To report the antiviral potency and safety of ETV maleate at week 192 in Chinese CHB patients.

Research methods

In the first stage of this study, treatment assignments were allocated centrally on the basis of a permuted block. Patients, investigators, and all study personnel, including those assessing outcomes, were masked to treatment assignment throughout the 48 wk of the double-blind phase. During this stage, patients were randomly assigned to receive 0.5 mg/d ETV or ETV maleate (ratio, 1:1), each with a placebo tablet for 48 wk.

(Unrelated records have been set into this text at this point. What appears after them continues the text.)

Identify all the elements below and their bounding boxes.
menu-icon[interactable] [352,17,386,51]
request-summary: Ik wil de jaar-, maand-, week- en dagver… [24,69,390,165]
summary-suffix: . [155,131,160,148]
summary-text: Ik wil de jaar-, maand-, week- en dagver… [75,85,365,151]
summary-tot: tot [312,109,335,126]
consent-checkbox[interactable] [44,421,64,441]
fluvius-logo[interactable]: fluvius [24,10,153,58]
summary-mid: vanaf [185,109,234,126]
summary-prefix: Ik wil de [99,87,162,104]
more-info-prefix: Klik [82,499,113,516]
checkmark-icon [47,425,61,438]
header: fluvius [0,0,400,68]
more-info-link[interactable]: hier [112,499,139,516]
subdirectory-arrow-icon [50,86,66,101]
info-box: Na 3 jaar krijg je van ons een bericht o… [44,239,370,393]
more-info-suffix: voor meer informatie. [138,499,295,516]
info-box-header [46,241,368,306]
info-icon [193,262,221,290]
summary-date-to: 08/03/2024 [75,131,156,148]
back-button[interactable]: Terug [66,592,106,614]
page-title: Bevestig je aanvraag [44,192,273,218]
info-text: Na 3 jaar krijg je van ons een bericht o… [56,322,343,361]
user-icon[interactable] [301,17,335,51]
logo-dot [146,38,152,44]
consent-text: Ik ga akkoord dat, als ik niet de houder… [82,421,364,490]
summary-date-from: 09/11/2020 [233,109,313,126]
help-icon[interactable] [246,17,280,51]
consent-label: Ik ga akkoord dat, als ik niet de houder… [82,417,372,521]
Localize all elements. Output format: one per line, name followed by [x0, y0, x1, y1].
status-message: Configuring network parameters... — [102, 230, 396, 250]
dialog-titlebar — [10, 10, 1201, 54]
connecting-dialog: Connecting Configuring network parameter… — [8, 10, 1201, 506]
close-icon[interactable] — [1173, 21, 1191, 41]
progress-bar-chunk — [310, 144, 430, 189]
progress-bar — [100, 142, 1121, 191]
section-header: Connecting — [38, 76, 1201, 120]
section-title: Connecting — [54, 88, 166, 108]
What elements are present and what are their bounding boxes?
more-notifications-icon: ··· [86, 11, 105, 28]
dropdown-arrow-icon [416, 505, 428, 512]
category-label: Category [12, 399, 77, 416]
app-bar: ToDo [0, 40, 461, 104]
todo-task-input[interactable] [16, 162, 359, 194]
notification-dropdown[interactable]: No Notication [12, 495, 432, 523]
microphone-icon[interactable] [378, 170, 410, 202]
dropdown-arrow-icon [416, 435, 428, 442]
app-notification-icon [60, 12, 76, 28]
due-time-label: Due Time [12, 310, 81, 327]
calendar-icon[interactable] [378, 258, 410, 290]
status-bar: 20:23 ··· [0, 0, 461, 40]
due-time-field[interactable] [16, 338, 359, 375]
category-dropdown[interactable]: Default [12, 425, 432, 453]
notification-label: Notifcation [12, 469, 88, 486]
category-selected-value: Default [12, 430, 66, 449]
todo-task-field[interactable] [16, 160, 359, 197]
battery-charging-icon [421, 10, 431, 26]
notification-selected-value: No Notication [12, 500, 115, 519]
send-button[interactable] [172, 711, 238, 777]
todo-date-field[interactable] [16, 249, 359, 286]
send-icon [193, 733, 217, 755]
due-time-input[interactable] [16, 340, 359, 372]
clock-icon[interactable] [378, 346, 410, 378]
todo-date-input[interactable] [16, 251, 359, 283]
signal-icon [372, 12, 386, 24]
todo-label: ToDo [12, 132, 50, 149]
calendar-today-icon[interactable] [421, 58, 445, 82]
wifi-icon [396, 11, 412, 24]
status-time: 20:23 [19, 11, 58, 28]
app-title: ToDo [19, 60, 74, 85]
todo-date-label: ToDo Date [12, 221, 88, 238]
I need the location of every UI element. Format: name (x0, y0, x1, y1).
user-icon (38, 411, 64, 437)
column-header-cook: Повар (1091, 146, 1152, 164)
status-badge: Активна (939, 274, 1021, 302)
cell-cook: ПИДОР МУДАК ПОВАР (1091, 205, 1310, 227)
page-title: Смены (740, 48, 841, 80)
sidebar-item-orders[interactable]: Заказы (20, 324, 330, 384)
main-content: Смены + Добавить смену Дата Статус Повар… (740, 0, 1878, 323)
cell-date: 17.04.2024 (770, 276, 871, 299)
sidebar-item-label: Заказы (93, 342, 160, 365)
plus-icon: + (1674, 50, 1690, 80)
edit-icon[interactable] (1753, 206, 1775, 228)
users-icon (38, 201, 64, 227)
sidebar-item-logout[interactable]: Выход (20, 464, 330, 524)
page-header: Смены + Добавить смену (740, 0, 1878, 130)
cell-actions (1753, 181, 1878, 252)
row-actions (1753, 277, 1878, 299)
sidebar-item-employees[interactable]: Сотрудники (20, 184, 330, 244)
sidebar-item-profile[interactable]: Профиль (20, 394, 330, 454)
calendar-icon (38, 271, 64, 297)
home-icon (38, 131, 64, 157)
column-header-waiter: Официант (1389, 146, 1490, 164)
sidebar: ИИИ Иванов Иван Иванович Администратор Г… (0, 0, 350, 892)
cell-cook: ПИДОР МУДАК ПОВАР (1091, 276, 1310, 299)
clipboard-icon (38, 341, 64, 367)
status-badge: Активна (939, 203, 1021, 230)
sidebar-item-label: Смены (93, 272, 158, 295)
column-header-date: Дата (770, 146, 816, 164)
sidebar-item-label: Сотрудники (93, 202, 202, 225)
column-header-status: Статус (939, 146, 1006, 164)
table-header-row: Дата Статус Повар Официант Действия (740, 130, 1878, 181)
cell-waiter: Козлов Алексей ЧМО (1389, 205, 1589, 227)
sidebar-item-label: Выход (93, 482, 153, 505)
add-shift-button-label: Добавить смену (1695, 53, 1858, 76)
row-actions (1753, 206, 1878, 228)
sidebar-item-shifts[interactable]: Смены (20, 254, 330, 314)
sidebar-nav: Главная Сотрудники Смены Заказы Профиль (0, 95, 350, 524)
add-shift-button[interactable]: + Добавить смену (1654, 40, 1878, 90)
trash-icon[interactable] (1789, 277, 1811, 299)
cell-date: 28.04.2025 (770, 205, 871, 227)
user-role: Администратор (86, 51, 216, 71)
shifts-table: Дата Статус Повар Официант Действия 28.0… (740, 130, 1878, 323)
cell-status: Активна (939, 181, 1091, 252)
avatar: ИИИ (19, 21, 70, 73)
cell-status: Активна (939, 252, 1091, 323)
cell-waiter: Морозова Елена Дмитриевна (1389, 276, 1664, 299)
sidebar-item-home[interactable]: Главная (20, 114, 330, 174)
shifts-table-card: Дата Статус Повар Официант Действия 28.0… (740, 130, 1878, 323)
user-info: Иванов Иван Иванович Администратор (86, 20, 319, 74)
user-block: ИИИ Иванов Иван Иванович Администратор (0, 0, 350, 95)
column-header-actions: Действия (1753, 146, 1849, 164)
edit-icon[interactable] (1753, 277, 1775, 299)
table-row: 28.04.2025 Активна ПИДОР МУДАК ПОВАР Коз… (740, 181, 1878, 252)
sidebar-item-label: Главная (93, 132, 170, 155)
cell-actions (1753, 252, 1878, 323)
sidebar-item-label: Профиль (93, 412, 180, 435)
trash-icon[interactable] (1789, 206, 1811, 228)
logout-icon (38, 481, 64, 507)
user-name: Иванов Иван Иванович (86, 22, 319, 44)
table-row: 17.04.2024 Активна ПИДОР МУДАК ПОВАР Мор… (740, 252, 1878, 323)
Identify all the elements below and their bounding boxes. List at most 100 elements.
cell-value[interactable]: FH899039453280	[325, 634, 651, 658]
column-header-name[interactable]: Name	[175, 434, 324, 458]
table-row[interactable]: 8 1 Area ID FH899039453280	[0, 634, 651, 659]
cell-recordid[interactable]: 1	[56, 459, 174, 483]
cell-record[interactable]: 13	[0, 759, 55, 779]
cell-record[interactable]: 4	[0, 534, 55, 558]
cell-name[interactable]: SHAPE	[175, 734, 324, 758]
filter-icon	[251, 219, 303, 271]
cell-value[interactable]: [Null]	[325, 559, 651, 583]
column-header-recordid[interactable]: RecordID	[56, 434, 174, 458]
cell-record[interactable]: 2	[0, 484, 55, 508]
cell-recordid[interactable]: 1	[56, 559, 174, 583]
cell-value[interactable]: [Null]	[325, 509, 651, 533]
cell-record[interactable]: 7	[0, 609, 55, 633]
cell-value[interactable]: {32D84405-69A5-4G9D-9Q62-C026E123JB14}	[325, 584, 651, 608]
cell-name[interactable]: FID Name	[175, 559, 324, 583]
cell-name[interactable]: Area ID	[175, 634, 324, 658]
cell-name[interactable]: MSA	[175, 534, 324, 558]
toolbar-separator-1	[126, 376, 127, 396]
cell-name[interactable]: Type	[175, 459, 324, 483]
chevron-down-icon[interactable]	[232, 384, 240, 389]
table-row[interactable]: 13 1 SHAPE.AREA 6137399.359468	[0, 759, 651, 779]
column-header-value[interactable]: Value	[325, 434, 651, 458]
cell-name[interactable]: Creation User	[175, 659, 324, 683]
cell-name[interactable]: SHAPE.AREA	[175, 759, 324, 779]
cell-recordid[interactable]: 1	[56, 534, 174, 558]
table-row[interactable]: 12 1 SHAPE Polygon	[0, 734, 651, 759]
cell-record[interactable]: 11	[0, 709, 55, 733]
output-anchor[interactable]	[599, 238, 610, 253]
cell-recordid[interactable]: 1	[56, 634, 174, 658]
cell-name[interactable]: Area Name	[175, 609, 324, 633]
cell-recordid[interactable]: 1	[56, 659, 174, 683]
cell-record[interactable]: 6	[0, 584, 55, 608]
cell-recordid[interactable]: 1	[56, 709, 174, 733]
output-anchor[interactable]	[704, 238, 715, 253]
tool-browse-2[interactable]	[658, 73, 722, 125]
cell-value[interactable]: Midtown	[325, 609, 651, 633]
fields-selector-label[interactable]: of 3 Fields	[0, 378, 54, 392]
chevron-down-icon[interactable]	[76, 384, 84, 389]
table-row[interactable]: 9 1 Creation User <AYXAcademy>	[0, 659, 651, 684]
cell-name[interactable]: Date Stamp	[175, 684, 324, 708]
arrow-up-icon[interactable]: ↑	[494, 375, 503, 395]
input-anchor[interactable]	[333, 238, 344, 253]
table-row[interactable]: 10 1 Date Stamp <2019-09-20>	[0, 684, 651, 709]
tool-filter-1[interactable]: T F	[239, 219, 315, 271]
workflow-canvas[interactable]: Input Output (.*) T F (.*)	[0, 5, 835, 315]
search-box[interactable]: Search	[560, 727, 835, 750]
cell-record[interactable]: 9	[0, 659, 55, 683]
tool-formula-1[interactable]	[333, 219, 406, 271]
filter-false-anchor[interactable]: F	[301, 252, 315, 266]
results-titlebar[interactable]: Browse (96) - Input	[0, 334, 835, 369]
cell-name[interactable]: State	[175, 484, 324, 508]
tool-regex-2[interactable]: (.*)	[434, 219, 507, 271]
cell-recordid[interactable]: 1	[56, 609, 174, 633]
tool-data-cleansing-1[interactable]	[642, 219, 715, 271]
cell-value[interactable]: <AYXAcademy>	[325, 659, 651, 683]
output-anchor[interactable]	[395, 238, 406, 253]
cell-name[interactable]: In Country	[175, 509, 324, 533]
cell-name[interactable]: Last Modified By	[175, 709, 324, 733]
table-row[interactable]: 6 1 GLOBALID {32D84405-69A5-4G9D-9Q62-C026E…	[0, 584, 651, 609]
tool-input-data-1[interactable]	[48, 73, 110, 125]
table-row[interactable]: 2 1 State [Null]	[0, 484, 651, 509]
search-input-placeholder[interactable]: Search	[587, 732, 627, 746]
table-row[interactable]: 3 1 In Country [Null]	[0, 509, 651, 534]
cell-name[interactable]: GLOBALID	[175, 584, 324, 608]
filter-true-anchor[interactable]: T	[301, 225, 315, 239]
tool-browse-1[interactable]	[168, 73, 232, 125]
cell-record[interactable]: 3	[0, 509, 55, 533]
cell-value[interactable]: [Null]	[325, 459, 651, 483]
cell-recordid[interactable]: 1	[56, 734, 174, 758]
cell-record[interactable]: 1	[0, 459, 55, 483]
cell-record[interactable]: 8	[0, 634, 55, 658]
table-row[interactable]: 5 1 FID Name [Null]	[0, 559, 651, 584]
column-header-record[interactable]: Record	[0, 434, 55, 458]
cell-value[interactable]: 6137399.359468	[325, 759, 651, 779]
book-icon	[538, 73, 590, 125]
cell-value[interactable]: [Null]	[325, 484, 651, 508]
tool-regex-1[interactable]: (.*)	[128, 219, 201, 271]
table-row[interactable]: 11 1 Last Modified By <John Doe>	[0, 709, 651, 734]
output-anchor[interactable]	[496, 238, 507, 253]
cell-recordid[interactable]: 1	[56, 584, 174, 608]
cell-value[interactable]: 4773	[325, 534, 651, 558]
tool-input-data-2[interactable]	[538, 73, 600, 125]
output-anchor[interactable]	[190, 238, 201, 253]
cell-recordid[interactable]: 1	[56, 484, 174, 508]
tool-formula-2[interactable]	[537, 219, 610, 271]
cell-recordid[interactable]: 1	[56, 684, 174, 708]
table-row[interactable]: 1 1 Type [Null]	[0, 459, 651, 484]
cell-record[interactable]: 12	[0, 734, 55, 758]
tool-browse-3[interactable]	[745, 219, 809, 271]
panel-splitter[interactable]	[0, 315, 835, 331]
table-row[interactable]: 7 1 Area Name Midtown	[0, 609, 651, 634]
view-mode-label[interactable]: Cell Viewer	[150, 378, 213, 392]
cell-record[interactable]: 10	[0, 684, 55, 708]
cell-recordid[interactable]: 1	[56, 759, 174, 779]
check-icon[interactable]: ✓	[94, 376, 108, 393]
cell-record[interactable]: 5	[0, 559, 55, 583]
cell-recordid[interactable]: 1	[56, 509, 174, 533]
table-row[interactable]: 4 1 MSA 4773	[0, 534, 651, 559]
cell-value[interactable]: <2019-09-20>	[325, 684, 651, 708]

Then, all patients received open-label treatment with 0.5 mg/d ETV maleate since week 49.

Research results

The present study demonstrated that ETV maleate has comparable antiviral activity and safety profiles in Chinese CHB patients with ETV.

Research conclusions

Long-term entecavir maleate treatment was effective and safe in Chinese CHB patients predominantly genotyped as B or C.

Research perspectives

The findings of this study provide an alternative effective drug with a low price and easy accessibility for Chinese CHB patients that lowers the financial burden on the Chinese medical system.